Marnus evenly coats butter on the top and bottom of a slice of plain bread. “That’s the key,” he explains as he brings down the lid of his toastie maker. “There you go. Then you get it golden on each side.” He lifts the lid to reveal a golden square of ideal crispiness, the gooey cheese happily melting inside. “Here’s the secret method,” he declares. At which point, he does something unexpected and strange.
At this stage, I sense a sense of disinterest is beginning to form across your eyes. The warning signs of elaborate writing are blinking intensely. You’re probably aware that Labuschagne hit 160 for Queensland this week and is being feverishly talked up for an national team comeback before the Ashes.
You likely wish to read more about his performance. But first – you now realise with an anguished sigh – you’re going to have to endure a section of playful digression about grilled cheese, plus an additional unnecessary part of overly analytical commentary in the “you” perspective. You groan once more.
Labuschagne flips the sandwich on to a serving plate and moves toward the fridge. “Few try this,” he states, “but I personally prefer the grilled sandwich chilled. Done, in the fridge. You let the cheese firm up, go bat, come back. Perfect. Sandwich is perfect.”
Alright, let’s try it like this. Shall we get the cricket bit out of the way first? Quick update for your patience. And while there may still be six weeks until the initial match, Labuschagne’s hundred against the Tasmanian side – his third in recent months in various games – feels significantly impactful.
We have an Aussie opening batsmen seriously lacking form and structure, revealed against South Africa in the World Test Championship final, exposed again in the West Indies after that. Labuschagne was omitted during that tour, but on some level you felt Australia were desperate to rehabilitate him at the earliest chance. Now he seems to have given them the perfect excuse.
And this is a strategy Australia must implement. The opener has a single hundred in his last 44 knocks. Konstas looks hardly a Test opener and rather like the handsome actor who might play a Test opener in a Bollywood epic. Other candidates has shown convincing form. Nathan McSweeney looks out of form. Harris is still oddly present, like moths or damp. Meanwhile their leader, Pat Cummins, is unfit and suddenly this feels like a surprisingly weak team, short of command or stability, the kind of natural confidence that has often put Australia 2-0 up before a match begins.
Step forward Marnus: a leading Test player as just two years ago, just left out from the 50-over squad, the right person to return structure to a fragile lineup. And we are told this is a composed and reflective Labuschagne now: a pared-down, fundamental-focused Labuschagne, no longer as extremely focused with small details. “I believe I have really simplified things,” he said after his hundred. “Not really too technical, just what I must bat effectively.”
Naturally, few accept this. In all likelihood this is a new approach that exists only in Labuschagne’s personal view: still endlessly adjusting that technique from morning to night, going more back to basics than any player has attempted. Prefer simplicity? Marnus will take time in the nets with advisors and replays, thoroughly reshaping his game into the most basic batsman that has ever played. This is simply the quality of the focused, and the quality that has always made Labuschagne one of the highly engaging sportsmen in the game.

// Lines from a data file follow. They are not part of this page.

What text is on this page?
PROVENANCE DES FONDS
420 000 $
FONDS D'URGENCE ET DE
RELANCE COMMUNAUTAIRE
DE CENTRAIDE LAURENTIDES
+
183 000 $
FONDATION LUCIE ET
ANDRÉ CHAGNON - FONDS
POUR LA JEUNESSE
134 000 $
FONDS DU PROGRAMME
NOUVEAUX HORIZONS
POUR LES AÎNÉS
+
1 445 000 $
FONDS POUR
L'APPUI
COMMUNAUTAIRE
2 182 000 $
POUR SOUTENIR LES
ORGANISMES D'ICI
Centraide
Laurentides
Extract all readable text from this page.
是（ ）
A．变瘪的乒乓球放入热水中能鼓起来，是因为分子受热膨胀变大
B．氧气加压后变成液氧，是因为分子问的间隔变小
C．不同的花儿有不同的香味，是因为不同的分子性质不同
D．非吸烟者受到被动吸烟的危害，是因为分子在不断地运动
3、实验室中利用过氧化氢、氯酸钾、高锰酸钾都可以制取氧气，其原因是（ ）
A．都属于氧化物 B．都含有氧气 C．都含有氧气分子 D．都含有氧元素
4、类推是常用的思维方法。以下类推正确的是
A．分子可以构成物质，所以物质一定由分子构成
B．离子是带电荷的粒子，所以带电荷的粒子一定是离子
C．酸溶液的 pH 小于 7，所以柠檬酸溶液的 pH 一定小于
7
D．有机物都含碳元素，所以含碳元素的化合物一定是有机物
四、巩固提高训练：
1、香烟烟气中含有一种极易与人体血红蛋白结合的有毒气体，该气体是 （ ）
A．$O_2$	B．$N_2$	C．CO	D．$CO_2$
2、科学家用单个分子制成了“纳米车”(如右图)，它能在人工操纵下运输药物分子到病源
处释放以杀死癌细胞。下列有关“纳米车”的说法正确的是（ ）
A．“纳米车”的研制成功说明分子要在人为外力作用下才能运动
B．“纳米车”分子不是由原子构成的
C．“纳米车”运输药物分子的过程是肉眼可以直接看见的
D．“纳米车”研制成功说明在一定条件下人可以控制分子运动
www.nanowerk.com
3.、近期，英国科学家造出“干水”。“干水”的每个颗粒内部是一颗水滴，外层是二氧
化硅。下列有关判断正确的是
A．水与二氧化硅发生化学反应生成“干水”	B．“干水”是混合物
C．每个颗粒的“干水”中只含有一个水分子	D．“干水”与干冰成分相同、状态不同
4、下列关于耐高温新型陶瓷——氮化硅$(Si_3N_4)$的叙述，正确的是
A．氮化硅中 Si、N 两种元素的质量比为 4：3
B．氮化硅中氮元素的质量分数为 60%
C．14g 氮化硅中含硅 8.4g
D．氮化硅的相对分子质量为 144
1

Perhaps before this very open Ashes series, there is even a sort of interesting contrast to Labuschagne’s endless focus. On England’s side we have a team for whom detailed examination, especially personal critique, is a kind of dangerous taboo. Trust your gut. Focus on the present. Embrace the current.
In the other corner you have a individual like Labuschagne, a individual utterly absorbed with cricket and magnificently unbothered by who knows about it, who observes cricket even in the gaps in the game, who approaches this quirky game with exactly the level of odd devotion it deserves.
And it worked. During his focused era – from the instant he appeared to come in for a hurt Steve Smith at Lord’s Cricket Ground in 2019 to around the end of 2022 – Labuschagne found a way to see the game on another level. To access it – through absolute focus – on a higher, weirder, more frenzied level. During his stint in club cricket, teammates would find him on the game day positioned on a seat in a trance-like state, literally visualising each delivery of his innings. Per Cricviz, during the initial period of his career a unusually large number of chances were dropped off his bat. Remarkably Labuschagne had intuited what would happen before fielders could respond to affect it.
It’s possible this was why his career began to disintegrate the time he achieved top ranking. There were no worlds left to visualise, just a unknown territory before his eyes. Also – to be fair – he stopped trusting his signature shot, got unable to move forward and seemed to forget where his off-stump was. But it’s all the same thing. Meanwhile his mentor, D’Costa, thinks a focus on white-ball cricket started to erode confidence in his positioning. Encouragingly: he’s just been dropped from the ODI side.
Surely it matters, too, that Labuschagne is a devoutly religious individual, an evangelical Christian who thinks that this is all basically written out in advance, who thus sees his role as one of achieving this peak performance, no matter how mysterious it may seem to the mortal of us.
This approach, to my mind, has always been the main point of difference between him and the other batsman, a inherently talented player
A passionate gamer and writer with over a decade of experience in competitive gaming and content creation.